This is the latest edition of Morning World, the geopolitics newsletter from Reaction defence editor Mattie Brignal. To receive it free sign up here.

In 2017, Wolf Warrior 2 hit the big screen in China. The high-octane, fiercely nationalistic shoot ’em up follows a retired Chinese soldier fighting tooth and claw for his country’s interests in Africa and defending locals Rambo-style from cigar-chomping American baddies.

The film chimed with President Xi Jinping’s increasingly coercive, combative style of diplomacy on the world stage, and the name stuck. The wolf warrior diplomat was born.

This assertive approach to foreign affairs is a big departure from what came before. In the late 1970s, in the wake of Mao Zedong’s bloody and chaotic cultural revolution, China’s leader Deng Xiaoping adopted a calm and cooperative foreign policy which sought to avoid controversy, focusing instead on economic growth at home. His motto: “Keep a low profile and bide your time.”

Xi changed this. China has opted for incendiary rhetoric and economic intimidation in recent years. Its envoys have stormed out of meetings and insulted foreign leaders.

Now, however, a new guise is emerging – China posing as global peacemaker.  

China in the Middle East

Saudi Arabia and Iran made the surprise announcement last week that they would restore diplomatic relations and re-open their embassies, in a deal brokered by China.

This is no small feat. The two Gulf rivals are locked in a struggle for supremacy in the Middle East and have fought proxy wars across the region for decades, including in Syria and Yemen.

Both countries severed ties in 2016 when Saudi Arabia executed a prominent Shia Muslim scholar, triggering protests in Iran with protesters attacking the Saudi embassy in Tehran.

But even more significant than the deal itself is China’s involvement in a region where the US has long held sway.

After the deal was struck, a triumphant Xi told Beijing’s rubber-stamp parliament that China should “actively participate” in “global governance” and “add more stability and positive energy to world peace”.

It’s a sign that China is attempting to shape the world’s security architecture, as the US has done since the end of the Second World War.

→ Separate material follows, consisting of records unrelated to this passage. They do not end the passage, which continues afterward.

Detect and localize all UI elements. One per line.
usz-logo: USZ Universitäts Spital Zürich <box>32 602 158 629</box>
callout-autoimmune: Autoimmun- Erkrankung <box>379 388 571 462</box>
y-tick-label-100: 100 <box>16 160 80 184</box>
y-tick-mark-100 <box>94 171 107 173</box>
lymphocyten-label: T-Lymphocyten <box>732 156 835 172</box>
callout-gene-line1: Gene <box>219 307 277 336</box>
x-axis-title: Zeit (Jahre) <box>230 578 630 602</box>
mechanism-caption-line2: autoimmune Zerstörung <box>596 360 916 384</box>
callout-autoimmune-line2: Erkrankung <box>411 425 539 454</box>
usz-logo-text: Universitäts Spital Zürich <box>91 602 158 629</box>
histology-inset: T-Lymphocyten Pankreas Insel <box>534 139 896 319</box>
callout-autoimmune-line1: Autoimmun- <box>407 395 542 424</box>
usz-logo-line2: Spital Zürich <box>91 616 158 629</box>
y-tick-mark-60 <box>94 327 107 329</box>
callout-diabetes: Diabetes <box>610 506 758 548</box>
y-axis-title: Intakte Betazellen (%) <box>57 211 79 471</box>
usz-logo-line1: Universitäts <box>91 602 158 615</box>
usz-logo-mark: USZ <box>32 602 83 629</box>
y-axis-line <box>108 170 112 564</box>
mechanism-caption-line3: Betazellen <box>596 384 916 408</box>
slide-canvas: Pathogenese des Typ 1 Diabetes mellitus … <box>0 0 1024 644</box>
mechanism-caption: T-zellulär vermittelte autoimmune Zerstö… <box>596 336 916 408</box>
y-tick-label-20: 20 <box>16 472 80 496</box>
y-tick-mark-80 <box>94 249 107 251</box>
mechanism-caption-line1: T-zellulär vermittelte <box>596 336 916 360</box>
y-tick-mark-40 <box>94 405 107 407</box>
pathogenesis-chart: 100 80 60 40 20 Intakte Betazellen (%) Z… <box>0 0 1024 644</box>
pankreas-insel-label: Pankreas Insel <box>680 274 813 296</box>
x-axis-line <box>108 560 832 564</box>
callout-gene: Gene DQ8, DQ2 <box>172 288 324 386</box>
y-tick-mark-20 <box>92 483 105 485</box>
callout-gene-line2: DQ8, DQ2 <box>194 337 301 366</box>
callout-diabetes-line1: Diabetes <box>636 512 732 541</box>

The question is whether shrewd Chinese diplomacy that leaves Washington out in the cold is the shape of things to come. Or will the West respond?

The Ukraine gambit

Next on the list is Ukraine. Xi is thought to be planning virtual talks with President Volodymyr Zelensky after visiting Vladimir Putin in Moscow next week.

It’s part of Beijing’s ambitious gambit to present itself as the only major power capable of resolving the conflict.

China’s claims of neutrality were undermined somewhat by its top diplomat, Wang Yi, waxing lyrical last month about his country’s friendship with Russia.

Yet even as a series of Chinese proposals aimed at de-escalating the conflict were dismissed by Ukraine’s Western allies, they were welcomed by Zelensky, who has said that Ukraine needs Chinese involvement to end the war.

As well as preventing a rout of its Russian ally, Beijing’s attempts to bring peace to Ukraine have a European audience in mind. 

China sees Europe as less Sinophobic and more amenable to deepening trade links than the US. After three years of the disastrous zero-Covid experiment, China’s weakened economy needs foreign investment.

Xi and his posse of diplomats are said to be considering visiting multiple European capitals after the trip to Russia. A charm offensive is in order. China’s wolf warriors will be all smiles. 

Sceptics will say this is more evidence of China trying to split the West, as the US attempts to build a power bloc countering authoritarian regimes. The EU welcomed Chinese diplomacy on Saudi-Iran. The US is much more sceptical.